Proses
biosintesis kolesterol dapat dijelaskan dalam beberapa tahap berikut.
1. Sintesis HMG KoA
(β-hidroksi β-metilglutaril KoA)
Proses ini mirip dengan proses
pembentukan HMG KoA dalam mekanisme ketogenesis. Hanya berbeda lokasi saja.
Ketogenesis terjadi di mitokondria sedangkan sintesis kolesterol terjadi di sitoplasma.
Kesimpulannya ada dua lokasi sintesis HMG KoA di dalam sel. Yang satu terjadi
di dalam mitokondria (ketogenesis) dan yang satunya lagi terjadi di sitoplasma
(sintesis
kolesterol).
Dua molekul asetil KoA awalnya berkondensasi membentuk asetoasetil KoA. Dan
molekul asetil KoA lainnya ditambahkan sehingga menghasilkan HMG KoA.
2. Pembentukan
mevalonat
Enzim HMG KoA akan mereduksi HMG KoA
menjadi mevalonat. Enzim ini berada di retikulum endoplasma. Pada proses
reduksi ini dibutuhkan ekivalen pereduksi yang disuplai oleh NADPH. HMG KoA
juga sangat dipengaruhi oleh hormon misalnya seperti hormon insulin dan
glukagon. Jika kadar glukagon meningkat, HMG KoA reduktase mengalami
fosforilasi dan menjadi tidak aktif sedangkan jika kadar insulin yang
meningkat, enzim tersebut akan mengalami defosforilasi dan menjadi aktif.
Begitu juga dengan hormon tiroid dan glukokortikoid. Hormon tiroid meningkatkan
aktivitas reduktase ini sedangkan glukokortikoid menurunkannya.
3. Produksi unit
isoprenoid
Selanjutnya mevalonat mengalami
fosforilasi oleh ATP. Kemudian mevalonat kinase mengkonversi mevalonat menjadi
3-fosfo 5-pirofosfomevalonat. Yang terjadi berikutnya adalah dekarboksilasi
oleh enzim fosfomevalonat sehingga terbentuk isopentenil pirofosfat.

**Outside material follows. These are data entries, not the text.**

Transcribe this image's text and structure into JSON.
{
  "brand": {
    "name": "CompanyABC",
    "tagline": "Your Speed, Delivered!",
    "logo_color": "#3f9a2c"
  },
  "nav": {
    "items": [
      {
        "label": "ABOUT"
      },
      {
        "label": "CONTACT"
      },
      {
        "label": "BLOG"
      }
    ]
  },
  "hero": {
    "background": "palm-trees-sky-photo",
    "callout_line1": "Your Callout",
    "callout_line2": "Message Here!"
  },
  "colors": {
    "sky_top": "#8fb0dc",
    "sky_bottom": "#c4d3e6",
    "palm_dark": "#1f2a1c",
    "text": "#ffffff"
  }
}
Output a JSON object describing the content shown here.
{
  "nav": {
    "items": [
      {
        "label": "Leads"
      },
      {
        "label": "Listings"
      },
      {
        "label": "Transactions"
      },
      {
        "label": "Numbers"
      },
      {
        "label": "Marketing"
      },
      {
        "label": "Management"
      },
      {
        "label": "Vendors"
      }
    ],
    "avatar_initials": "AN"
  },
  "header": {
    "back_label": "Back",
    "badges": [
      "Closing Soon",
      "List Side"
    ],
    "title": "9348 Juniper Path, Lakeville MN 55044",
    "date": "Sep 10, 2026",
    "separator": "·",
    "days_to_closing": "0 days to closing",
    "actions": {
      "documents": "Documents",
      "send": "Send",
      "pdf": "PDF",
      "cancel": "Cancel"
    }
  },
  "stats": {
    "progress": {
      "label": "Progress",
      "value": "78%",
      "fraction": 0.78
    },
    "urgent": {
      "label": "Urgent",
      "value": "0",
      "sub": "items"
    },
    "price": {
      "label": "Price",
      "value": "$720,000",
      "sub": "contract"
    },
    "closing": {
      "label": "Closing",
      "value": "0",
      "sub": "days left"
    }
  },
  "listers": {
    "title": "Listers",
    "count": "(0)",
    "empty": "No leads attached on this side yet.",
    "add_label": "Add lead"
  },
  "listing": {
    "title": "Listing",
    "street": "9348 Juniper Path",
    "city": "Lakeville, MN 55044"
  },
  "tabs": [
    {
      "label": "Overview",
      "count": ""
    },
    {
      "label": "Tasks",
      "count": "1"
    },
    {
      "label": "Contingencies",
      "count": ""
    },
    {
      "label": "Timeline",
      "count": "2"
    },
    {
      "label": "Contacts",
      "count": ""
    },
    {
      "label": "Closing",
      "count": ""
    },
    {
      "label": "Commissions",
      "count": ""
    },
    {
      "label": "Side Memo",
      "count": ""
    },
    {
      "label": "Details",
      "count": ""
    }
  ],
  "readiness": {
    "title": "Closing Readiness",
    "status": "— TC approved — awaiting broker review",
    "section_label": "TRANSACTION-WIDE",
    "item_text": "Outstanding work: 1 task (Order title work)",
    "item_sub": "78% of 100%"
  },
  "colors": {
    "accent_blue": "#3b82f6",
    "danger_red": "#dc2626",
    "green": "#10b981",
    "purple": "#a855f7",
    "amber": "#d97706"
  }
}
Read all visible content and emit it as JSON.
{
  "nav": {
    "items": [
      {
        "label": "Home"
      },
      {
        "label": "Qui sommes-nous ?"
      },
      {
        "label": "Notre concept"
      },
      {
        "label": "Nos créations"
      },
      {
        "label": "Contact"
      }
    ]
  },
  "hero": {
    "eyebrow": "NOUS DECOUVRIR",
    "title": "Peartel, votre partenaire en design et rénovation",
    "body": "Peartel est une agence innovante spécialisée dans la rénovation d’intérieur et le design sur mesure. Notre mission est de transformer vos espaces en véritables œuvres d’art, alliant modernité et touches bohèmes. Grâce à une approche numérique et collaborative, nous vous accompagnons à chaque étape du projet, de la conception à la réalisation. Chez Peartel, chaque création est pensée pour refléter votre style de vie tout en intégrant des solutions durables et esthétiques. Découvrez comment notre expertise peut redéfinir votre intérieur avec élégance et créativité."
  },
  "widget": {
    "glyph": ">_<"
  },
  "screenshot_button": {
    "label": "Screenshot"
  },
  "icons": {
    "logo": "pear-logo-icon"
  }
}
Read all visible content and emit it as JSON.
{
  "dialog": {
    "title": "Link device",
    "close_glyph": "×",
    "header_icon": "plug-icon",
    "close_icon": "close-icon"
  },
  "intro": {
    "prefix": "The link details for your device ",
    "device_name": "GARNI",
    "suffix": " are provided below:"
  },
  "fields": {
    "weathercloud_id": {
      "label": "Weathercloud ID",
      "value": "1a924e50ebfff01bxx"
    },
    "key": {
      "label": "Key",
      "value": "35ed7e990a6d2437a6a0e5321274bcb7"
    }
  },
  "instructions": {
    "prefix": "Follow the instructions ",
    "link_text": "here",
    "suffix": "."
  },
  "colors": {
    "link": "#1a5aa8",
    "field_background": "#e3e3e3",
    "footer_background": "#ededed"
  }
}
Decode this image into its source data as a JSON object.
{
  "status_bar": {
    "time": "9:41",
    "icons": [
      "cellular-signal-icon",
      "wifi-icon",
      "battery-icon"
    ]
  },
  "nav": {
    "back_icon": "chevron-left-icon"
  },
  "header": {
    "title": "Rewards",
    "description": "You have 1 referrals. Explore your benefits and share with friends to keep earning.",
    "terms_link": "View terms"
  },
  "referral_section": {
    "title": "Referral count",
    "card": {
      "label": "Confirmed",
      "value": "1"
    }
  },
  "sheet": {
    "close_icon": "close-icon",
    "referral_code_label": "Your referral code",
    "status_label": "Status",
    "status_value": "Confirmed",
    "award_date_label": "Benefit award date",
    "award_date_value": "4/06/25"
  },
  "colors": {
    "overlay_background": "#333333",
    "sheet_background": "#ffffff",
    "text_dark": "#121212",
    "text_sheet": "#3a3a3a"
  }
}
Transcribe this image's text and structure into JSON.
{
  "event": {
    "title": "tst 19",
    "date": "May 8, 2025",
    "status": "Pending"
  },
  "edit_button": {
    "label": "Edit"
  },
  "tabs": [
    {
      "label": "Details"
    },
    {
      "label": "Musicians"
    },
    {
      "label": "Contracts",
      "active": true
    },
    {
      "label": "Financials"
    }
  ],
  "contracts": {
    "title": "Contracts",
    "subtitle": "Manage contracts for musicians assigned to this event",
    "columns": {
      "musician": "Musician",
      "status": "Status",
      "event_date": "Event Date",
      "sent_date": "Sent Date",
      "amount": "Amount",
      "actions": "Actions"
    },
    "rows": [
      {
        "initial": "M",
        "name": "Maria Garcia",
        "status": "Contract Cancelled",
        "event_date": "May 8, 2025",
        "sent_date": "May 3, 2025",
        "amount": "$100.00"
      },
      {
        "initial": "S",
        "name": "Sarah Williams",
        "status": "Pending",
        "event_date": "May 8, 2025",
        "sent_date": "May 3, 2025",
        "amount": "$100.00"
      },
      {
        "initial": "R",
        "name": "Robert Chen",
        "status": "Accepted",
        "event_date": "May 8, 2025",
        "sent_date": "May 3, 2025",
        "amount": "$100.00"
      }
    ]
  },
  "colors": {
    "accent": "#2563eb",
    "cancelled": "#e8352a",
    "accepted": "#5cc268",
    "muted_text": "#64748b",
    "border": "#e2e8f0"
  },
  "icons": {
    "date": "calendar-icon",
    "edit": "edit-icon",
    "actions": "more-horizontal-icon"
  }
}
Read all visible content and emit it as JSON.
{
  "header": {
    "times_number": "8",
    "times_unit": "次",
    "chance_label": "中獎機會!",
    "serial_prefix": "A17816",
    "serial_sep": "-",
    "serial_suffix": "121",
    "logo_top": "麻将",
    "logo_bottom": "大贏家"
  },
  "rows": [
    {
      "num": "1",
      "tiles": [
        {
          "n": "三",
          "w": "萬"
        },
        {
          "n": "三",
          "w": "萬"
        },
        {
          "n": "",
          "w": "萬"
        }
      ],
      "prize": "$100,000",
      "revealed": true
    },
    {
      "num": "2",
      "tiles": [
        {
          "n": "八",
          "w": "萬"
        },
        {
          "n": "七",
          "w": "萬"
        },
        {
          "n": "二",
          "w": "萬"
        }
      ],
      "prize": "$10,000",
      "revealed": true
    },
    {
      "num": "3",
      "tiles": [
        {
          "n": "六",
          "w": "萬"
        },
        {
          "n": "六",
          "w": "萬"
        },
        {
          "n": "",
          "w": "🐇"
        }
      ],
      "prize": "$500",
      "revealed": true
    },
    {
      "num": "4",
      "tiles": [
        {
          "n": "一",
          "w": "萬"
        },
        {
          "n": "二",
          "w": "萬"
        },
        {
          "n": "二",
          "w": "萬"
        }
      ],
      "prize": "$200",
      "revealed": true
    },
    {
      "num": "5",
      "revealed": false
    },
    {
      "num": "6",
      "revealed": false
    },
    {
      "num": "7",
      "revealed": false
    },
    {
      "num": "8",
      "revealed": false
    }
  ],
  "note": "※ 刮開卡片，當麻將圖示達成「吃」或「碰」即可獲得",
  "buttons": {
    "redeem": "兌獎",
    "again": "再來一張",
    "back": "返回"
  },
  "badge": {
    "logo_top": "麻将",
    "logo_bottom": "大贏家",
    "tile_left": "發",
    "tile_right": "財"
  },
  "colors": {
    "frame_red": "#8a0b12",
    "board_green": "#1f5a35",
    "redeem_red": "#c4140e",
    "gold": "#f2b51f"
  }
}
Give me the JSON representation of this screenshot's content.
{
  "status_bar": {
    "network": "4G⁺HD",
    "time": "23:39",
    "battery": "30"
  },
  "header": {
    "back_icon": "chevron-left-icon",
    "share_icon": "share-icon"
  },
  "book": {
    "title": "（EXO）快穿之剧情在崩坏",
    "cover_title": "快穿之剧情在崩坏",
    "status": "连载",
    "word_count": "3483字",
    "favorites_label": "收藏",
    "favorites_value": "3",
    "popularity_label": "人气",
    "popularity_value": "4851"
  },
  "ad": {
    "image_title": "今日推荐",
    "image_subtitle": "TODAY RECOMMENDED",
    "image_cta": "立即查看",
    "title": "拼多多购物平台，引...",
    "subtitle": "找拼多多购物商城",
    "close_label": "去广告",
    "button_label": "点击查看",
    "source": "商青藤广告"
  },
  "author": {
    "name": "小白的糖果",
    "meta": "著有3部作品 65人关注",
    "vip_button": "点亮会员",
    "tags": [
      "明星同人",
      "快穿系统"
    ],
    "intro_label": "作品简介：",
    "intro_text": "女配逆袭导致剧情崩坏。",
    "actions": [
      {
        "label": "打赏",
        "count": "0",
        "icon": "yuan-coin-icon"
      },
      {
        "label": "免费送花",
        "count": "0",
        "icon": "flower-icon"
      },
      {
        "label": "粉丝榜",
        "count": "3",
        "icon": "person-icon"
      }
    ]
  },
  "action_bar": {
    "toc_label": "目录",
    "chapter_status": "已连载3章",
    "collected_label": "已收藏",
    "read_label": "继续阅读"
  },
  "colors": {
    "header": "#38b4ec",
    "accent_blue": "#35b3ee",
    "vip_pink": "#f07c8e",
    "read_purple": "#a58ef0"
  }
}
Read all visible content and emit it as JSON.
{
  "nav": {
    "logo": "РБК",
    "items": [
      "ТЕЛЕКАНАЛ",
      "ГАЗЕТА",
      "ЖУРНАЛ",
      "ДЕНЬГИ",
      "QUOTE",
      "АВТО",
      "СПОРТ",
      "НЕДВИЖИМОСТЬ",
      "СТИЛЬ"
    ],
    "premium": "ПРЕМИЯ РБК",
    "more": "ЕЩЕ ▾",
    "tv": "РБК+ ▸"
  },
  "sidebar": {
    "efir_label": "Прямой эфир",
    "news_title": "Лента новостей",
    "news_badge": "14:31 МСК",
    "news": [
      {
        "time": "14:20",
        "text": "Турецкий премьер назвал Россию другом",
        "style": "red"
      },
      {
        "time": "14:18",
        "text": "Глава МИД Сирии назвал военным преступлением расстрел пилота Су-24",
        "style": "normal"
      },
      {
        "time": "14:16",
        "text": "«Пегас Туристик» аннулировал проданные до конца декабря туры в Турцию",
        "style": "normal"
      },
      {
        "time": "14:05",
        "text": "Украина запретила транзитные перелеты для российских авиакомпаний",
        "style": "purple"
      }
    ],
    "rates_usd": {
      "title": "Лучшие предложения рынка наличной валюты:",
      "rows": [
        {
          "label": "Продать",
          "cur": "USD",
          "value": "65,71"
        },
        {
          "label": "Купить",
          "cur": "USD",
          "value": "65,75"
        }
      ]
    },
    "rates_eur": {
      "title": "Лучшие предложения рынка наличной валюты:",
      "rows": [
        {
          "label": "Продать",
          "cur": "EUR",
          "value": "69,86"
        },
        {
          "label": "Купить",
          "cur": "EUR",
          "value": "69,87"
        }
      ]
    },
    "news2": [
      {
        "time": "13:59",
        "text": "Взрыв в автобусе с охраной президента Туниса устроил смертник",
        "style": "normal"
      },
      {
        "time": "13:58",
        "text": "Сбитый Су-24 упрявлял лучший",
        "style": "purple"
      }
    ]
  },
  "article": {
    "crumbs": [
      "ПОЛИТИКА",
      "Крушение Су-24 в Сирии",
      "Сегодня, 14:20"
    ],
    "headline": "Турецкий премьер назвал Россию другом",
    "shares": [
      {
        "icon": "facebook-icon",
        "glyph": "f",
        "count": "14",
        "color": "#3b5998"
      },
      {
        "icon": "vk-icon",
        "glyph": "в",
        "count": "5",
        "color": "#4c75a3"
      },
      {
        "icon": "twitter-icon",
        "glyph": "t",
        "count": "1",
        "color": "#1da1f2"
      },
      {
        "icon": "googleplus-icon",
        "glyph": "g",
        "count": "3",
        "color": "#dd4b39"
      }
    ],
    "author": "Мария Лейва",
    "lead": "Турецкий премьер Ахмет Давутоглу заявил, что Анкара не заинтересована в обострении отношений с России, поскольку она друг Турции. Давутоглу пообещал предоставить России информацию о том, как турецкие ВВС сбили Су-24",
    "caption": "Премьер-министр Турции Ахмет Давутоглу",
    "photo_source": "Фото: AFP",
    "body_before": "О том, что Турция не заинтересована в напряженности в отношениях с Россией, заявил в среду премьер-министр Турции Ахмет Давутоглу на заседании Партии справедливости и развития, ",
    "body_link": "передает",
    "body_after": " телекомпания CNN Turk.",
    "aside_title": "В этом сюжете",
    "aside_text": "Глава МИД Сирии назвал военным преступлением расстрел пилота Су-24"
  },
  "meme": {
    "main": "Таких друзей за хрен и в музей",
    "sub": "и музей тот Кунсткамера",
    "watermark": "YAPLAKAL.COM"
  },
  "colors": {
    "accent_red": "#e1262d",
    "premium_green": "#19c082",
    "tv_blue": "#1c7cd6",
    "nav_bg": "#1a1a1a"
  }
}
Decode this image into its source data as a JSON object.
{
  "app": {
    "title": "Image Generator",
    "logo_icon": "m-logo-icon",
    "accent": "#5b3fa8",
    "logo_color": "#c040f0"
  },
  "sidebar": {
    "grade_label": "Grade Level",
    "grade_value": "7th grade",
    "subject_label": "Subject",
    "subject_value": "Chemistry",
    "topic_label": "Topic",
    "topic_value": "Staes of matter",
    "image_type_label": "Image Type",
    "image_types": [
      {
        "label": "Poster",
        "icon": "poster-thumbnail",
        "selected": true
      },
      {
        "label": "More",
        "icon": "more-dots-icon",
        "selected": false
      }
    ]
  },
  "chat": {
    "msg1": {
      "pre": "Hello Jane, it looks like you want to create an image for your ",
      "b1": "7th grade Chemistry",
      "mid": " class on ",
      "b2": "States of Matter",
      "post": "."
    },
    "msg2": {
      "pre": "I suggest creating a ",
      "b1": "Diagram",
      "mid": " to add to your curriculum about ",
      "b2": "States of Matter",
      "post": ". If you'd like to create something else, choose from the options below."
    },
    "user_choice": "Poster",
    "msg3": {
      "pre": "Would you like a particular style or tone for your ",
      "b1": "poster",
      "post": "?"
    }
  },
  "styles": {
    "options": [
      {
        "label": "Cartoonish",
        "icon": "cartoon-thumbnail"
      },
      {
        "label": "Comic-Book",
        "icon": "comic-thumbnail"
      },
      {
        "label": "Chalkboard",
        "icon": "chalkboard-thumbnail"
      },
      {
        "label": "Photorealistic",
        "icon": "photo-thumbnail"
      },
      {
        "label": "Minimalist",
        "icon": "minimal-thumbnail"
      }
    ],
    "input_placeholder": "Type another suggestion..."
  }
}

Kesimpulannya, reaksi pertama dari tahap ini adalah mevalonat diubah menjadi
3-fosfo 5- pirofosfomevalonat yang kemudian didekarboksilasi menjadi
isopentenil pirofosfat. Isopentenil pirofosfat inilah salah satu unit isoprenoid
yang dimaksud. Sedangkan unit isoprenoid lainnya adalah 3,3-dimetilali
pirofosfat. 3,3-dimetilali pirofosfat diperoleh dari reaksi isomerase yang
dikatalisis oleh enzim isomerase isopentenil pirofosfat. Dalam beberapa
referensi, unit isoprenoid disebut unit 5-karbon isoprenoid.
4. Sintesis skualen
Isopentenil pirofosfat (Isopentenyl
pyrophosphate, IPP) dan 3,3-dimetilalil pirofosfat (dimethylallyl
pyrophosphate, DPP) berkondensasi membentuk geranil pirofosfat (10C). Dalam
tahap ini terjadi penambahan satu unit isoprenoid lagi untuk menghasilkan
farnesil pirofosfat. Unit isoprenoid ditambahkan disini adalah satu molekul
IPP. Molekul IPP tersebut akan berkondensasi dengan GPP untuk membentuk
farnesil pirofosfat (15C). Dua unit farnesil pirofosfat bergabung dan direduksi
sehingga menghasilkan skualen (30C).
5. Pengubahan skualen
menjadi kolesterol (Langkah terakhir sintesis kolesterol)
Pada reaksi selanjutnya enzim
skualen monooksigenase mengubah skualen menjadi skualen 2,3 epoksida. Reaksi
ini membutuhkan NADPH dan oksigen molekular (O2). Kemudian skualen 2,3 epoksida
mengalami siklisasi untuk menghasilkan lanosterol. Pembentukan kolesterol dari
lanosterol mengalami reaksi-reaksi penting berikut
a.
Reduksi atom karbon dari 30C menjadi 27C.
b.
Penghilangan dua gugus metil dari C4 dan satu gugus metil dari C14.
c.
Pemindahan ikatan rangkap dari C8 ke C5.
d.
Reduksi ikatan rangkap antara C24 dan C25.
Setelah
keempat reaksi penting di atas selesai, kolesterol akhirnya terbentuk.